Orange coule à flow.

Il y avait 22000 postes à supprimer pour libérer 7 milliards de cash-flow.
Le livre pétillant d’intelligence de Sandra Lucbert Personne ne sort les fusils sur le procès intenté à Orange à la suite  des suicides et maltraitances diverses de son personnel, n’est pas un énième récit des victimes et de ce qu’elles ont enduré — du moins celles qui sont encore en vie pour témoigner (plus de 10 ans après les faits)—, c’est un travail de décryptage de la langue des dominants, inventée par les dominants, pour les dominants, déguisant le sens bien réel des mots pour en faire une idéologie gagnante dans le monde ultra-compétitif de l’ultra-libéralisme. Et pourquoi donc ? Pour que les affaires coulent  à flots, que le flow ne s’arrête jamais, comme sur la toile aujourd’hui, qu’il n’y ait ni stock ni rupture de stock, que des stock-options pour ceux qui ont le pot d’être là-haut. L’autrice appelle ça le LCN ou langue du capitalisme néolibéral en référence au LTI, langage du IIIème Reich, soit une langue technique pour déchiqueter.  La LCN défait. Notamment le code du travail. Comme par hasard, et soit dit en passant, le Comité d’Hygiène, de Sécurité et des Conditions de Travail, CHSCT a été supprimé par Macron et remplacé par un vague CSE : Comité Social et Economique.

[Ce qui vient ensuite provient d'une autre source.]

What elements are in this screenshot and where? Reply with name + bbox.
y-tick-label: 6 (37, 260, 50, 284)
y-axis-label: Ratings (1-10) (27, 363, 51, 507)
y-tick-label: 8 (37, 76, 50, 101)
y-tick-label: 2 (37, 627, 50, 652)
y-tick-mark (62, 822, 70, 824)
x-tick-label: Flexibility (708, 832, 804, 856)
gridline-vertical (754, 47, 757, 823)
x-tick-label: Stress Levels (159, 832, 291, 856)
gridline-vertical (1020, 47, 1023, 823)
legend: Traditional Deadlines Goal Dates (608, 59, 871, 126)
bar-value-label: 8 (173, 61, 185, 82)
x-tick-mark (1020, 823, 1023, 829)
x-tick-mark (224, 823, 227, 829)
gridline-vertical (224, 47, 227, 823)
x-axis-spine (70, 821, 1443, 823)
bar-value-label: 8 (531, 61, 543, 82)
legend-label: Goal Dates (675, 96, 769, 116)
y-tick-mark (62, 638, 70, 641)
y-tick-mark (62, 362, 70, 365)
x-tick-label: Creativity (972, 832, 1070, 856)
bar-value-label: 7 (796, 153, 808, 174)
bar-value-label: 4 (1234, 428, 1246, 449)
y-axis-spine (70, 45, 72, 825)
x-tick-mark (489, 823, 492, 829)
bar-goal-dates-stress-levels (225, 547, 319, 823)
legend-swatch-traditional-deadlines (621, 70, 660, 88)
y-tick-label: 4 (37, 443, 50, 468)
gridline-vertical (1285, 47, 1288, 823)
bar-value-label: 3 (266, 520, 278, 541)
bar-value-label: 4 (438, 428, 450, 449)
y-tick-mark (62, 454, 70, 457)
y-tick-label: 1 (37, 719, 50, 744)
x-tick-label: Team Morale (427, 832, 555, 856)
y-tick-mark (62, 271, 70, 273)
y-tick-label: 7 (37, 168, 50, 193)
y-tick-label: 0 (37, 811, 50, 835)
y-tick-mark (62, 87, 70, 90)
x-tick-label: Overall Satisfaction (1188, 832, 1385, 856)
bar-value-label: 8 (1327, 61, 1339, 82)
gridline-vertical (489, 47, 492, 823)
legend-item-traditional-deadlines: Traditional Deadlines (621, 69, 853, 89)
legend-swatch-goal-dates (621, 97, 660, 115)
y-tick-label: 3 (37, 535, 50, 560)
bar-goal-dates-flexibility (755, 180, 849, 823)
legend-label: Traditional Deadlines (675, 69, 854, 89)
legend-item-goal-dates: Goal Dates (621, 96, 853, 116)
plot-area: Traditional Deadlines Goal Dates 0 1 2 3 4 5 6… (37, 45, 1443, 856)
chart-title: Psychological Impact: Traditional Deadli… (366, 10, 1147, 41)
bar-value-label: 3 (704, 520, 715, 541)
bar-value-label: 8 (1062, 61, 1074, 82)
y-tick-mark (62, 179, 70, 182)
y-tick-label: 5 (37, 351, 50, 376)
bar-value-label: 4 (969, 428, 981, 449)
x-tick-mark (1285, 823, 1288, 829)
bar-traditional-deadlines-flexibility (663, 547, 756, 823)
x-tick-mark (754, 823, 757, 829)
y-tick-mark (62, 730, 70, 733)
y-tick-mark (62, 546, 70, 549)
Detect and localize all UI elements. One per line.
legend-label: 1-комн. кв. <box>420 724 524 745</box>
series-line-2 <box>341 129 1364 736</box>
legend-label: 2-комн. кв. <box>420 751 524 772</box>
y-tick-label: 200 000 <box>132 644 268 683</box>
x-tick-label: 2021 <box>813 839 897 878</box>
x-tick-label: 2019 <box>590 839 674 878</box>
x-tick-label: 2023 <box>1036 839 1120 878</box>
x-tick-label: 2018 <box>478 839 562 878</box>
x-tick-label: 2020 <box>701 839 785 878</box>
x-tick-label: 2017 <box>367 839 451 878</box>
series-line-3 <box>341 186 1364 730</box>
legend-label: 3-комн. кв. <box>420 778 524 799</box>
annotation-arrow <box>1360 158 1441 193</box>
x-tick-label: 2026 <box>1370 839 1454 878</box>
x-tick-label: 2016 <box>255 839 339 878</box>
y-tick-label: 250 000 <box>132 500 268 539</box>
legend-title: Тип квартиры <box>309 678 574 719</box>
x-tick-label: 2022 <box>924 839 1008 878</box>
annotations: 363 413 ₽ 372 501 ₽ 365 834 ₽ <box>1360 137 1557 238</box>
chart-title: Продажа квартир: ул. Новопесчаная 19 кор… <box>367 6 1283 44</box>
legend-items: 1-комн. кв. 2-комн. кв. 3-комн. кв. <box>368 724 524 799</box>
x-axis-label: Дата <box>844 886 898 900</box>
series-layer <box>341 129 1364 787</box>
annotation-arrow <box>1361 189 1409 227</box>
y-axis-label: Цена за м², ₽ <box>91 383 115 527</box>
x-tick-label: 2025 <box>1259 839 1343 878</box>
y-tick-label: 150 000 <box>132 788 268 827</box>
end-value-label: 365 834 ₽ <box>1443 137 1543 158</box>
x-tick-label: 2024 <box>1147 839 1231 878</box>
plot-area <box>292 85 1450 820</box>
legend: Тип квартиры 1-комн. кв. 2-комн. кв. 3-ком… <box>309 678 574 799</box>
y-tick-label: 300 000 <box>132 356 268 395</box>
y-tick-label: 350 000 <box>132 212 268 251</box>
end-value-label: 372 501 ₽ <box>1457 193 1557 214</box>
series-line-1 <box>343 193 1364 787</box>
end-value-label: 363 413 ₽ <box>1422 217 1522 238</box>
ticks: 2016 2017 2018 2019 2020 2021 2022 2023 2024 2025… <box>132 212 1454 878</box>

Face à face, dans la salle, les éclopés, certains en fauteuils roulants, et les accusés, les Orange, épanouis et loin de tout ça, apparemment peu touchés par ces cas personnels. Eux ont fait leur boulot. Le flow, le flow…, avec leurs têtes refaites selon les dividendes. Oui bien sûr, Orange va indemniser les victimes mais ne reconnaît pas leur souffrance. « Il y a des victimes du harcèlement, mais il n’y pas pas de harcèlement ». (Tiens, ça me rappelle les violences policières).
Dans cette optique (de la LCN), on remplace l’humain par de l’algorithme. L’humain n’existe pas. (Ex : il faut tant de temps pour distribuer le courrier. Peu importe si le terrain est plat, escarpé, s’il y a des escaliers, des embouteillages, de la pluie). Tout ça est appelé « le bruit« . Supprimer le bruit devient un objectif, c’est du travail, ce n’est pas du harcèlement. La poste en est à son 50ème suicide.
Le chapitre 23 tient en deux lignes : « Parfois, Didier Lombard s’endort pendant le récit d’une pendaison. Il digère. »
Lombard, ex PDG d’Orange, digère les milliers de postes supprimés, avec méthode et patience. Attention, il est Grand Prix Manager, commandeur de la Légion d’honneur, commandeur de l’Ordre national du mérite etc… Humiliations, craintes, blessures, tourments, reconversions vexantes, « oubli » de cadres dans les locaux vides, retraits de badges leur interdisant l’entrée, fautes graves etc…  Les cinq étapes de la suppression du cadre y est décrite. Odieux.
Et puis l’historique du carnage. L’homme bon, ou Michel Bon, bon chrétien, qui agit en chrétien. Qui laisse en partant de France Télécom un croum de 70 milliards d’euros, 20 milliards de pertes et un dévissage de 90% de l’action. Mais il n’est pas cité au procès. Il est « exfiltré », planqué, placé à la tête d’une banque. Accusé par l’autrice, outre les Chirac, Fillon et Juppé, voici Jospin qui, d’abord contre la privatisation de France Telecom, en ouvrira le capital quand il sera premier ministre. Et puis Thierry Breton avec ses hommes. Pas au procès, il est maintenant commissaire européen.
Face à cette orgie de maltraitance, que risquent les accusés ? Une paille : peine maximale encourue : 15 000 € d’amende (l’argent de poche d’un dirigeant qui gagne 540 000 par an) et une année de prison ferme qu’ils ne feront pas. Lombard a été condamné, il a fait appel de sa condamnation. Voilà.
Un livre bref et virulent qui nous explique, s’il y en avait besoin, la violence du monde libéral que nous ne pouvons plus que subir. Implacable.

Personne ne sort les fusils de Sandra Lucbert aux éditions du Seuil. 2020. 154 pages, 15 €.